Third, for problems whose objective functions are not directly linear—such as minimum perfect matching and minimum cycle cover—the authors formulate an appropriate linear or bilinear program (often a dual linear program) whose optimal value equals the desired expectation. They then apply a Lagrangian relaxation to obtain a set of dual variables. These dual variables are sampled using a carefully designed Markov Chain Monte Carlo (MCMC) process that mixes rapidly, allowing the expected dual value to be approximated within the required error bounds.

For the closest‑pair and diameter threshold‑probability queries, the authors introduce a “threshold event” framework. They define an indicator variable that is 1 if the distance is at most (or at least) the threshold τ, and 0 otherwise. By estimating the expectation of this indicator via the same sampling machinery, they obtain an (1 ± ε) approximation of the desired probability.
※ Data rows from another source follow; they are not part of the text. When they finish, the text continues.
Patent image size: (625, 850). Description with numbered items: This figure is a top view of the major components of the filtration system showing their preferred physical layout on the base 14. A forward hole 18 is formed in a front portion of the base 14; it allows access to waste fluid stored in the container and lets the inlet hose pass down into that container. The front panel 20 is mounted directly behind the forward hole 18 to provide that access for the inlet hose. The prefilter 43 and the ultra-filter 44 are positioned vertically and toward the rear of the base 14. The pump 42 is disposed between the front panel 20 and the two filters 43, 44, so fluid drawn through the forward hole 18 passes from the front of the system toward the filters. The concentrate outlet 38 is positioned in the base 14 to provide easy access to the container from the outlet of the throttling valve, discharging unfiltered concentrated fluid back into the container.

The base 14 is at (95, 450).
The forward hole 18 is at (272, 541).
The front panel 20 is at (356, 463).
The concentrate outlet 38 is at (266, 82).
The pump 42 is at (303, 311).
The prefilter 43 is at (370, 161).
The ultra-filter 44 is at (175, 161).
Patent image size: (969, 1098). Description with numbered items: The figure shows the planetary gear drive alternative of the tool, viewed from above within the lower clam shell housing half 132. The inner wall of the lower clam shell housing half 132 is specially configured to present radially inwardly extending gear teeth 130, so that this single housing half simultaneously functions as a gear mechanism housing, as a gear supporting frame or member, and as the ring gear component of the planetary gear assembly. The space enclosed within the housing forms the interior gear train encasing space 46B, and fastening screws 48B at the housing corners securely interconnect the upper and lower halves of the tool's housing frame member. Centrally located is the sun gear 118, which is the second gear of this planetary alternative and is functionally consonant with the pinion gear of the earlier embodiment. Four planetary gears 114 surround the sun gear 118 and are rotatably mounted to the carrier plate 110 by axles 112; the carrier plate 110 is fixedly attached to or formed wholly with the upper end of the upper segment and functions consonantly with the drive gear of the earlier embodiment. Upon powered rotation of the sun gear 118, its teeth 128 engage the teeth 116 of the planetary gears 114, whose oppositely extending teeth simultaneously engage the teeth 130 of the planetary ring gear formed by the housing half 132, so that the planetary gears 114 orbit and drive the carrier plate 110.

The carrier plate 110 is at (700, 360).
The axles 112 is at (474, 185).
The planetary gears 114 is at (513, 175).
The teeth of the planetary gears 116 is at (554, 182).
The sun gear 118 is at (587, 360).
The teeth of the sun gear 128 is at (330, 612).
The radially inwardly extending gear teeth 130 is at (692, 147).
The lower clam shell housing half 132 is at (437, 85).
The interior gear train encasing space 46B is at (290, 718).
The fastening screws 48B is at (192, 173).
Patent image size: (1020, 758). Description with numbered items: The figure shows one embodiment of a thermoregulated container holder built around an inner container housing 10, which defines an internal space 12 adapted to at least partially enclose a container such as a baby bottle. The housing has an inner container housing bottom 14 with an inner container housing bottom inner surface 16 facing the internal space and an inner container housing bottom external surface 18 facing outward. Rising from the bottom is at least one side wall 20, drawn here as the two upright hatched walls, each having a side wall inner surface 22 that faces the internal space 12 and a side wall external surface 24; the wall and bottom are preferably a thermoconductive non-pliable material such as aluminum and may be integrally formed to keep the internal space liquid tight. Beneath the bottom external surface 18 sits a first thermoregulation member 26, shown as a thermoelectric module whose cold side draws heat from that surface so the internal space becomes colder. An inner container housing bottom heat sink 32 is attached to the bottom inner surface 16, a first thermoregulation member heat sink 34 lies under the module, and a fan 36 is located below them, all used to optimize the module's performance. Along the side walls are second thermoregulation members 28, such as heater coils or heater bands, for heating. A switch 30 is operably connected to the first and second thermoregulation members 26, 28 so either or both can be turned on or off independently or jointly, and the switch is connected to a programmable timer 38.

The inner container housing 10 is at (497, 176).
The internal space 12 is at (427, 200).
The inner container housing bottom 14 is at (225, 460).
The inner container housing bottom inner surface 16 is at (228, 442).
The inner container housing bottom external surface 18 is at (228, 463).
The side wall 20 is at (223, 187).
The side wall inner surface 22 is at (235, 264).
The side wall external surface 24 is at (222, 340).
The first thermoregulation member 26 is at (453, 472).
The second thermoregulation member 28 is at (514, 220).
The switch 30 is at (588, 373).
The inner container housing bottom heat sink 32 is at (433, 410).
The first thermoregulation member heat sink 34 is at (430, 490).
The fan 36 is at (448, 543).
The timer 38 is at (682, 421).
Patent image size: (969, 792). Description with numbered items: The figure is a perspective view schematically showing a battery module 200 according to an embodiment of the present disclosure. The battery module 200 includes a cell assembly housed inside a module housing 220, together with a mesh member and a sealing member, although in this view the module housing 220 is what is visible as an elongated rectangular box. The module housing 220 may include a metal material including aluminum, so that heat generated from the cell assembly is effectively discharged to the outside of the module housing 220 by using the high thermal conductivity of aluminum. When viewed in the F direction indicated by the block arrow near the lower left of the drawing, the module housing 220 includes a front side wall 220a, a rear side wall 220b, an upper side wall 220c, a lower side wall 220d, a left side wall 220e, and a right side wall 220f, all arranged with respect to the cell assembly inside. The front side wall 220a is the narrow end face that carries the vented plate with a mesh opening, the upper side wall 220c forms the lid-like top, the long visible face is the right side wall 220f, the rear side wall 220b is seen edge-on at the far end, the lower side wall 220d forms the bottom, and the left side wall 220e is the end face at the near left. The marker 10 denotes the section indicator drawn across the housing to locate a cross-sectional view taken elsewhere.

The results are summarized as follows:

Closest Pair (CP) – An FPRAS for the expected distance and for the probability that the distance is ≤ τ (or ≥ τ).
Minimum Spanning Tree (MST) – An FPRAS for both existential and locational models. In the locational model the algorithm improves on the previously known constant‑factor approximation, achieving a (1 ± ε) guarantee.
k‑Clustering – By fixing candidate centers and sampling assignment probabilities, the expected k‑clustering cost is approximated within (1 ± ε).
Minimum Perfect Matching (MPM) – The problem is expressed as a dual linear program; an MCMC‑based sampler yields an FPRAS for the expected matching weight.
Minimum Cycle Cover (MCC) – Analogous to MPM, the expected cycle‑cover weight is approximated via a dual formulation and rapid mixing of the Markov chain.
Diameter – The same threshold‑event technique used for CP provides an FPRAS for the probability that the diameter exceeds or falls below a given τ.

Experimental evaluation on synthetic datasets and on real‑world sensor‑deployment instances demonstrates that the algorithms are not only theoretically polynomial but also practically efficient. For the locational MST case, the FPRAS reduces the average relative error by more than 30 % compared with the prior constant‑factor method, while requiring only a few thousand samples for ε = 0.05 and δ = 0.01.

In conclusion, the paper establishes the first set of FPRAS results for a broad class of stochastic geometric optimization problems, significantly extending the algorithmic toolkit for dealing with uncertainty in combinatorial optimization. It opens several avenues for future work, including handling dependent existence events, continuous location distributions, and online or dynamic scenarios where the point set evolves over time.